|

Microsoft Patent Tracks Down Software Vulnerabilities, Cyberattacks

In the face of a wide-spread outage, such as what occurred with Crowdstrike last Friday, there’s only so much the company can do, one expert said.

Photo of a Microsoft patent
Photo via U.S. Patent and Trademark Office

Sign up to uncover the latest in emerging technology.

Microsoft wants to keep its eyes peeled.

The tech firm is seeking to patent “security vulnerability lifecycle scope identification,” aiming to find faults in source code through different stages of development and deployment. The goal is to identify “the scope of performance flaws and security vulnerabilities”  and avoid trying solutions that are “unnecessarily inefficient or incomplete.”

“No single security mechanism is able to detect every kind of cyberattack,” Microsoft said in the filing. “But sometimes combining and layering a sufficient number and variety of defenses and investigative tools will prevent an attack, deter an attacker, or at least help limit the scope of harm.” 

Microsoft’s tech tracks these vulnerabilities through a collection of “software artifacts,” which can include anything from source code files to documentation to metadata that’s created in the process of software being developed. This system tracks the “artifact identifiers” of each of these pieces to find the paths that connect between them, essentially creating a digital trail to find where pitfalls may have occurred in the software development lifecycle. 

If a pitfall is found, the system may automatically “resolve ambiguities” related to it, such as finding which developer is responsible, discovering whether that particular software has been deployed, or identifying related vulnerabilities.

Microsoft’s patent is akin to a security framework called SLSA, or Supply Chain Levels for Software Artifacts, which essentially aims to help trace where software breakdowns originate. Though similar tech exists, it’s hardly surprising that Microsoft would seek to patent it, said  Ashley Manraj, chief technology officer at Pvotal Technologies, as it’s common for tech in patent applications to skew as broad as possible. 
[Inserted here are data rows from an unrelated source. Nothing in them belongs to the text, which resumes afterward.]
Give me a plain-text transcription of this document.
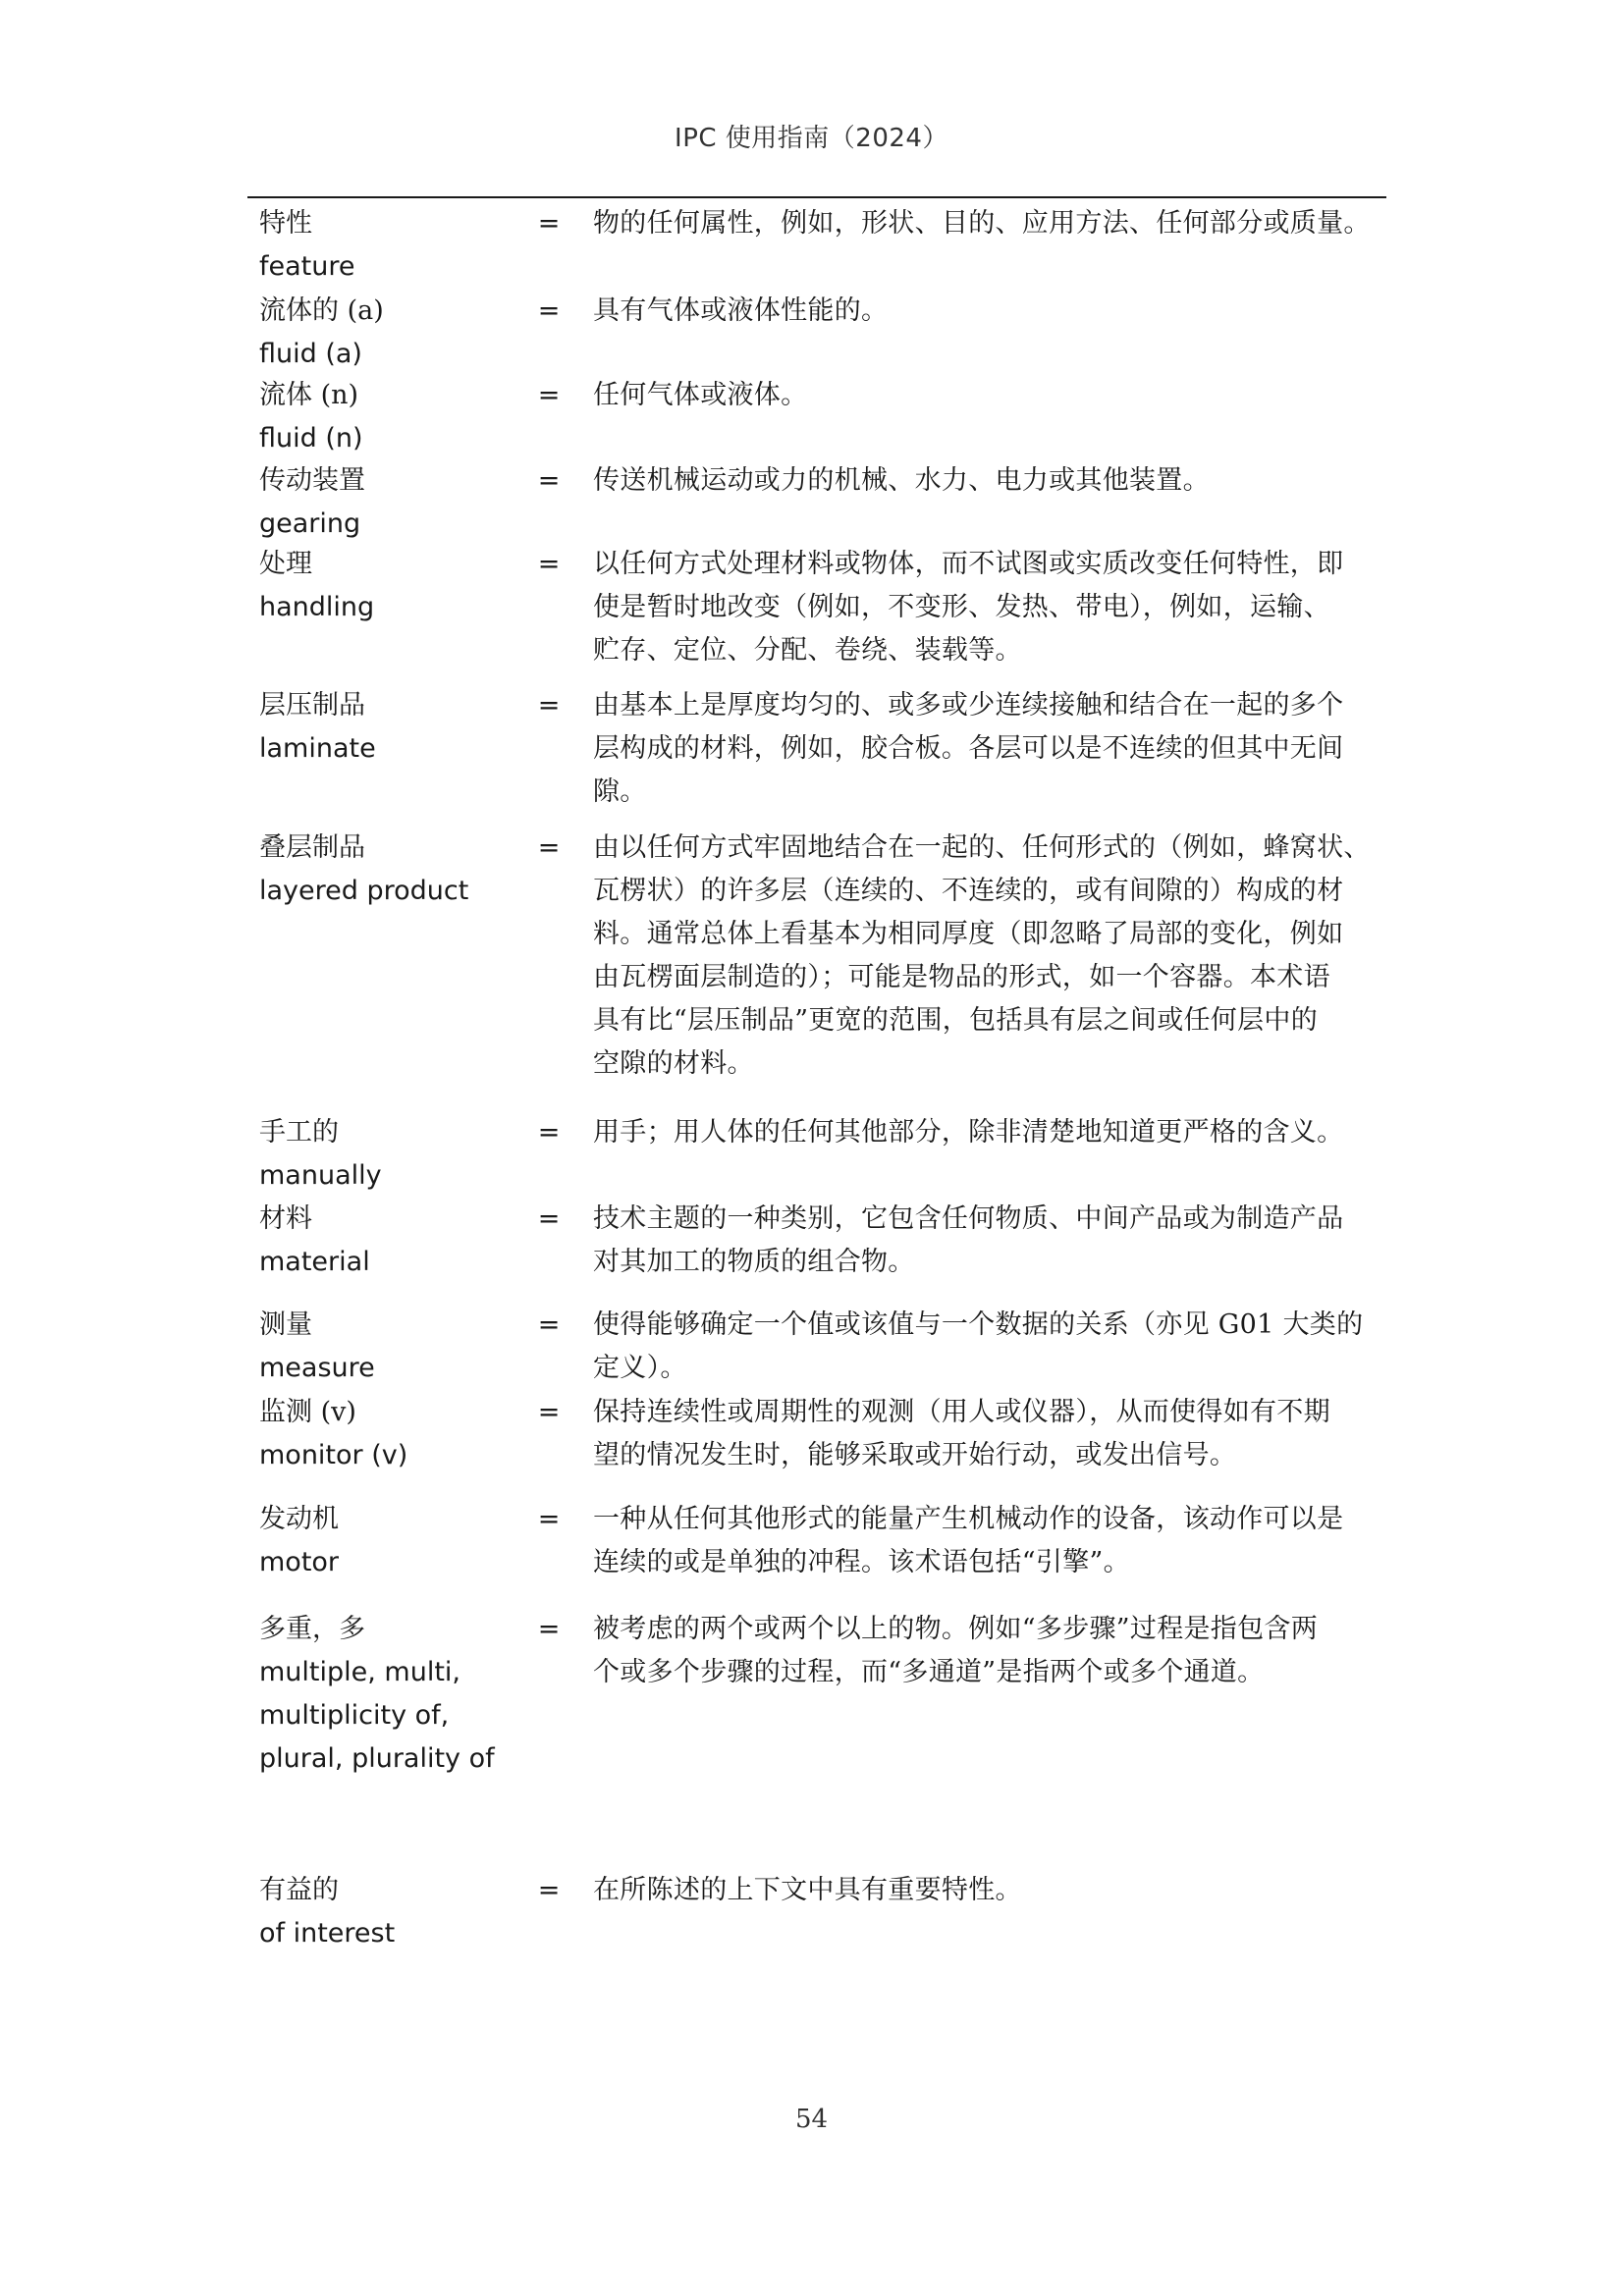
IPC 使用指南（2024）
特性
feature
= 物的任何属性，例如，形状、目的、应用方法、任何部分或质量。
流体的 (a)
fluid (a)
= 具有气体或液体性能的。
流体 (n)
fluid (n)
= 任何气体或液体。
传动装置
gearing
= 传送机械运动或力的机械、水力、电力或其他装置。
处理
handling
= 以任何方式处理材料或物体，而不试图或实质改变任何特性，即
使是暂时地改变（例如，不变形、发热、带电），例如，运输、
贮存、定位、分配、卷绕、装载等。
层压制品
laminate
= 由基本上是厚度均匀的、或多或少连续接触和结合在一起的多个
层构成的材料，例如，胶合板。各层可以是不连续的但其中无间
隙。
叠层制品
layered product
= 由以任何方式牢固地结合在一起的、任何形式的（例如，蜂窝状、
瓦楞状）的许多层（连续的、不连续的，或有间隙的）构成的材
料。通常总体上看基本为相同厚度（即忽略了局部的变化，例如
由瓦楞面层制造的）；可能是物品的形式，如一个容器。本术语
具有比“层压制品”更宽的范围，包括具有层之间或任何层中的
空隙的材料。
手工的
manually
= 用手；用人体的任何其他部分，除非清楚地知道更严格的含义。
材料
material
= 技术主题的一种类别，它包含任何物质、中间产品或为制造产品
对其加工的物质的组合物。
测量
measure
= 使得能够确定一个值或该值与一个数据的关系（亦见 G01 大类的
定义）。
监测 (v)
monitor (v)
= 保持连续性或周期性的观测（用人或仪器），从而使得如有不期
望的情况发生时，能够采取或开始行动，或发出信号。
发动机
motor
= 一种从任何其他形式的能量产生机械动作的设备，该动作可以是
连续的或是单独的冲程。该术语包括“引擎”。
多重，多
multiple, multi,
multiplicity of,
plural, plurality of
= 被考虑的两个或两个以上的物。例如“多步骤”过程是指包含两
个或多个步骤的过程，而“多通道”是指两个或多个通道。
有益的
of interest
= 在所陈述的上下文中具有重要特性。
54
Microsoft can keep its own side of the street clean with tech like this. But in the face of a widespread outage, such as what occurred with Crowdstrike last Friday, there’s only so much the company can do, said Manraj. Because Crowdstrike is a third-party software vendor, he said, Microsoft likely has little visibility into the ins and outs of its software development and deployment pipeline.

Friday’s outage stems from a Microsoft configuration that allows security vendors like Crowdstrike to operate at the kernel level, giving them the highest level of access possible to an operating system’s resources. “If you get a crash, it crashes the machine completely,” said Manraj. “There’s no level of OS to protect you. Mistakes lead to the device crashing.” 

Microsoft attempted to restrict this in 2006, but received pushback from security vendors and EU regulators. Now, the company may once again be calling to restrict vendors’ access to Windows’ kernel level, noting in a blog post last Thursday that the company must prioritize “end-to-end resilience.” Given the scale of the incident, Manraj said, the odds may be in their favor. 

The crash may also lead to a change in the software market entirely, said Manraj, encouraging tech firms to utilize a broader diversity of vendors, rather than relying on one. That way, rather than 8.5 million devices going down, an outage may not be as severe, he said. 

“I think that’s a lesson for the really big enterprises: Source with multiple vendors, and run different software stacks,” said Manraj. “Diversity is not always an enemy.”